O plano pode exigir que o tratamento seja só de duas ou três sessões por semana, mesmo que o médico prescreva mais?
O plano não pode substituir a avaliação técnica do médico assistente por critério administrativo genérico. Se a prescrição é fundamentada e indica necessidade maior de sessões, a redução imposta pela operadora pode ser questionada como inadequada e contrária às normas da ANS e às teses do STJ.
Musicoterapia, equoterapia e hidroterapia sempre são obrigatórias?
Essas terapias são de cobertura obrigatória quando integradas ao tratamento multidisciplinar do TEA e houver prescrição médica. Se forem indicadas apenas como atividade recreativa, sem registro clínico, o plano pode contestar. Mas, uma vez que o médico indica como parte do plano terapêutico, a recusa tende a ser considerada abusiva.
Em caso de negativa, é possível conseguir liminar rápida?
Sim.
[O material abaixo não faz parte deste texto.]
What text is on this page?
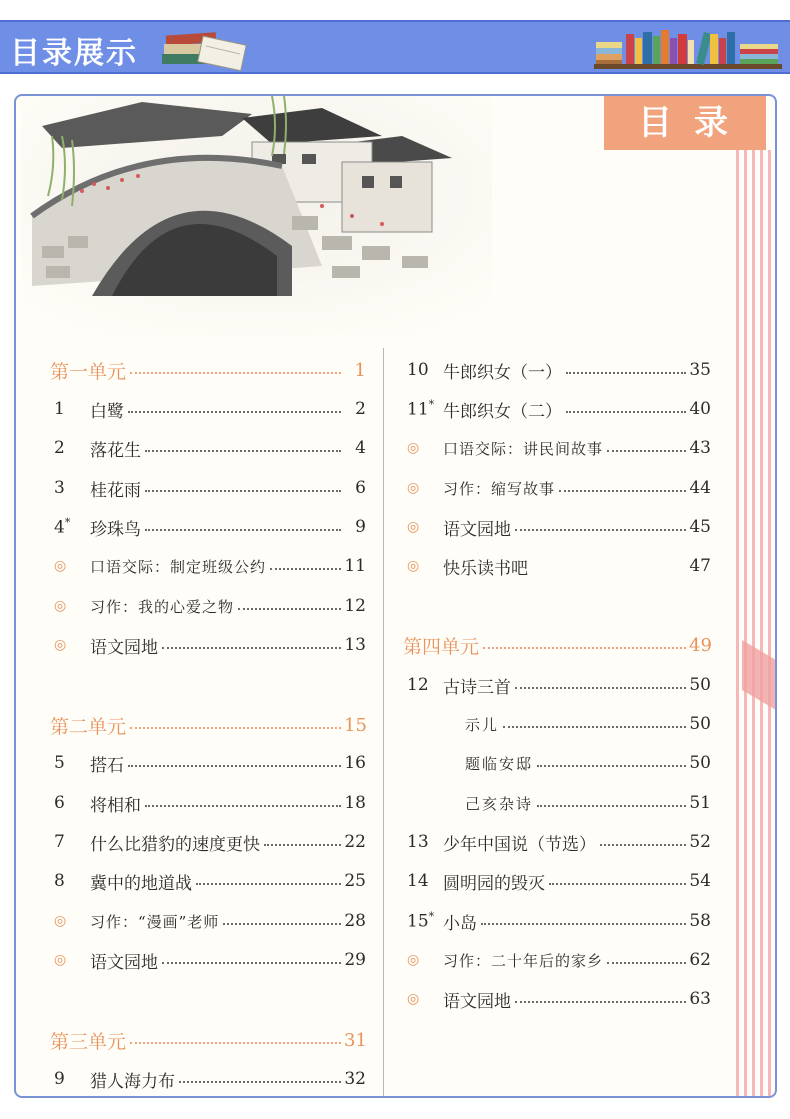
目录展示
目录
第一单元	1
1	白鹭	2
2	落花生	4
3	桂花雨	6
4*	珍珠鸟	9
◎	口语交际：制定班级公约	11
◎	习作：我的心爱之物	12
◎	语文园地	13
第二单元	15
5	搭石	16
6	将相和	18
7	什么比猎豹的速度更快	22
8	冀中的地道战	25
◎	习作：“漫画”老师	28
◎	语文园地	29
第三单元	31
9	猎人海力布	32
10 牛郎织女（一）	35
11* 牛郎织女（二）	40
◎	口语交际：讲民间故事	43
◎	习作：缩写故事	44
◎	语文园地	45
◎	快乐读书吧	47
第四单元	49
12 古诗三首	50
示儿	50
题临安邸	50
己亥杂诗	51
13 少年中国说（节选）	52
14 圆明园的毁灭	54
15* 小岛	58
◎	习作：二十年后的家乡	62
◎	语文园地	63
Diante de prescrição clara, diagnóstico comprovado e risco de prejuízo ao desenvolvimento do beneficiário com TEA, é comum que juízes concedam tutelas de urgência determinando que o plano autorize imediatamente o tratamento, sem limite de sessões, sob pena de multa diária.
Conclusão
O plano de saúde deve cobrir tratamento para TEA sem limite de sessões quando houver diagnóstico enquadrado na CID F84, prescrição de tratamento multidisciplinar e necessidade clínica comprovada. As resoluções da ANS e a jurisprudência do STJ caminham na mesma direção: afastar limites numéricos arbitrários, garantir a cobertura de qualquer método ou técnica indicada pelo médico assistente e reconhecer o caráter contínuo, intensivo e essencial das terapias para pessoas com TEA.
Limitações contratuais, tetos anuais de sessões, negativas genéricas sob o argumento de rol “taxativo” e recusa de métodos específicos como ABA, equoterapia, musicoterapia e hidroterapia não encontram amparo na regulação atual nem na jurisprudência consolidada. Ao contrário, são cada vez mais vistas como práticas abusivas, passíveis de correção administrativa e judicial.
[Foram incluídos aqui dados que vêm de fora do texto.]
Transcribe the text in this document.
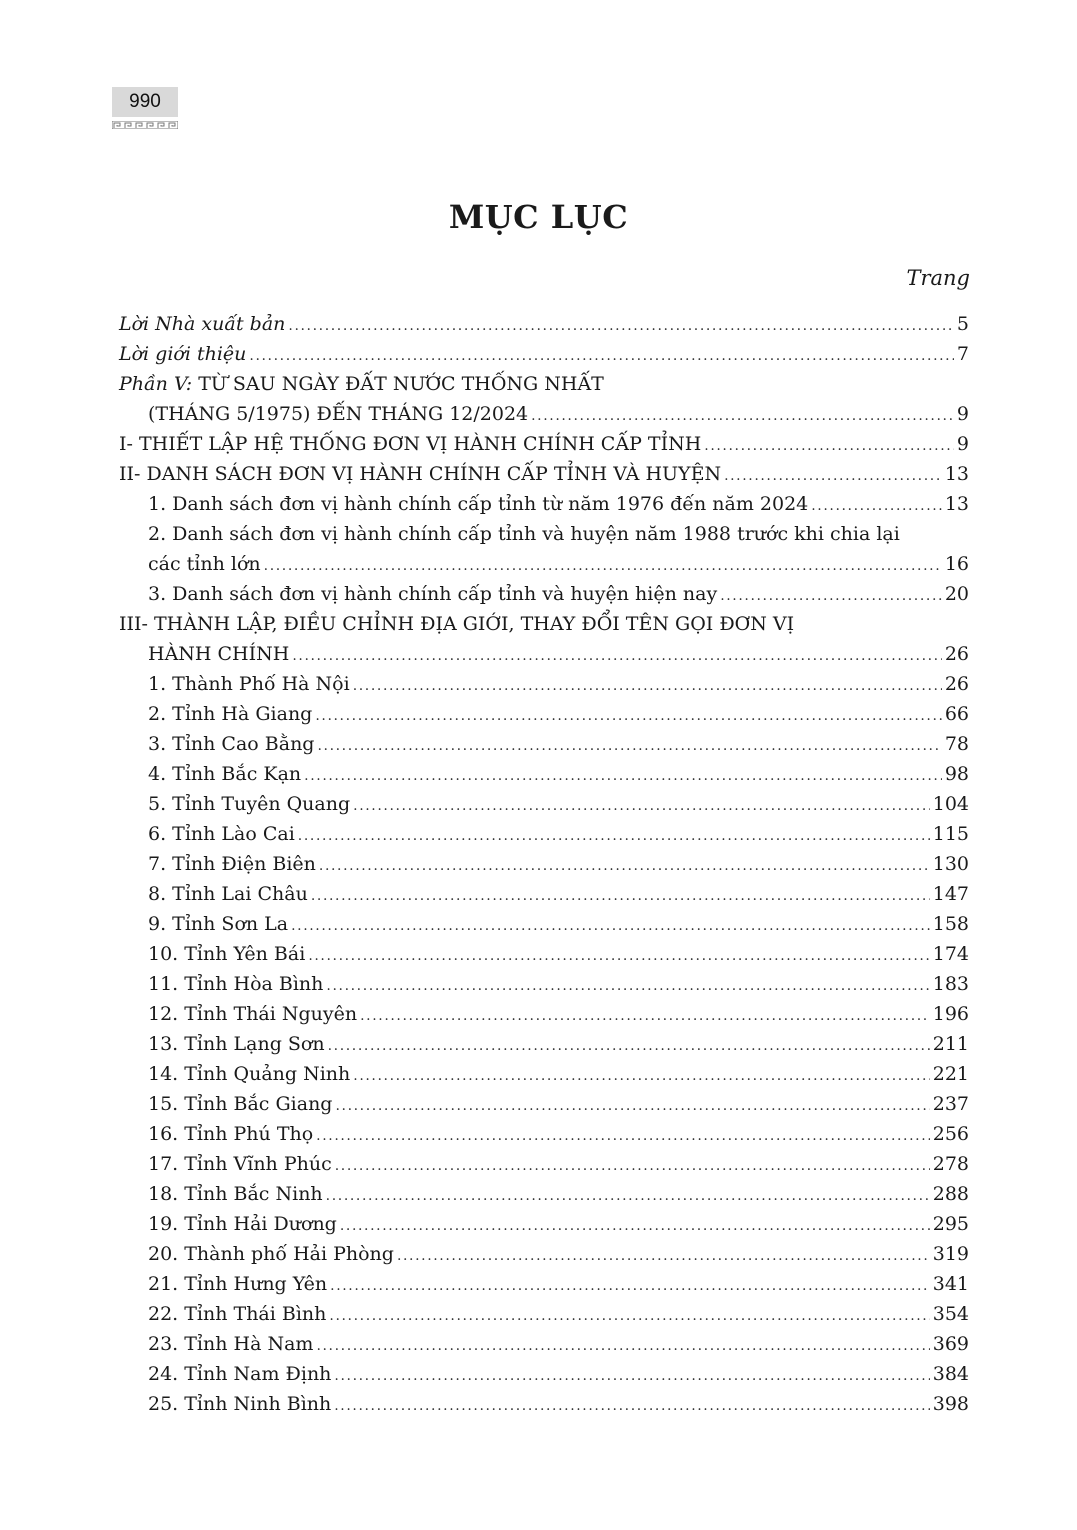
990
MỤC LỤC
Trang
Lời Nhà xuất bản .....	5
Lời giới thiệu .....	7
Phần V: TỪ SAU NGÀY ĐẤT NƯỚC THỐNG NHẤT
(THÁNG 5/1975) ĐẾN THÁNG 12/2024 .....	9
I- THIẾT LẬP HỆ THỐNG ĐƠN VỊ HÀNH CHÍNH CẤP TỈNH .....	9
II- DANH SÁCH ĐƠN VỊ HÀNH CHÍNH CẤP TỈNH VÀ HUYỆN .....	13
1. Danh sách đơn vị hành chính cấp tỉnh từ năm 1976 đến năm 2024 .....	13
2. Danh sách đơn vị hành chính cấp tỉnh và huyện năm 1988 trước khi chia lại
các tỉnh lớn .....	16
3. Danh sách đơn vị hành chính cấp tỉnh và huyện hiện nay .....	20
III- THÀNH LẬP, ĐIỀU CHỈNH ĐỊA GIỚI, THAY ĐỔI TÊN GỌI ĐƠN VỊ
HÀNH CHÍNH .....	26
1. Thành Phố Hà Nội .....	26
2. Tỉnh Hà Giang .....	66
3. Tỉnh Cao Bằng .....	78
4. Tỉnh Bắc Kạn .....	98
5. Tỉnh Tuyên Quang .....	104
6. Tỉnh Lào Cai .....	115
7. Tỉnh Điện Biên .....	130
8. Tỉnh Lai Châu .....	147
9. Tỉnh Sơn La .....	158
10. Tỉnh Yên Bái .....	174
11. Tỉnh Hòa Bình .....	183
12. Tỉnh Thái Nguyên .....	196
13. Tỉnh Lạng Sơn .....	211
14. Tỉnh Quảng Ninh .....	221
15. Tỉnh Bắc Giang .....	237
16. Tỉnh Phú Thọ .....	256
17. Tỉnh Vĩnh Phúc .....	278
18. Tỉnh Bắc Ninh .....	288
19. Tỉnh Hải Dương .....	295
20. Thành phố Hải Phòng .....	319
21. Tỉnh Hưng Yên .....	341
22. Tỉnh Thái Bình .....	354
23. Tỉnh Hà Nam .....	369
24. Tỉnh Nam Định .....	384
25. Tỉnh Ninh Bình .....	398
Para famílias, conhecer esse cenário jurídico é fundamental para não aceitar passivamente a redução de tratamentos diante de um diagnóstico tão sensível. Para advogados, trata-se de um campo de atuação em que a boa técnica, combinada com conhecimento das normas da ANS e das teses do STJ, permite estruturar ações eficazes, tanto para garantir a continuidade do tratamento quanto para buscar reparação por danos causados por negativas injustas.
No fim, a questão não é apenas regulatória: é uma discussão sobre dignidade, inclusão e igualdade de oportunidades. Cobrir o tratamento de TEA sem limite de sessões, quando clinicamente indicado, é permitir que crianças, adolescentes e adultos autistas tenham acesso real ao cuidado de que necessitam para desenvolver seu potencial, em vez de ficarem presos a números arbitrários fixados no interesse econômico das operadoras.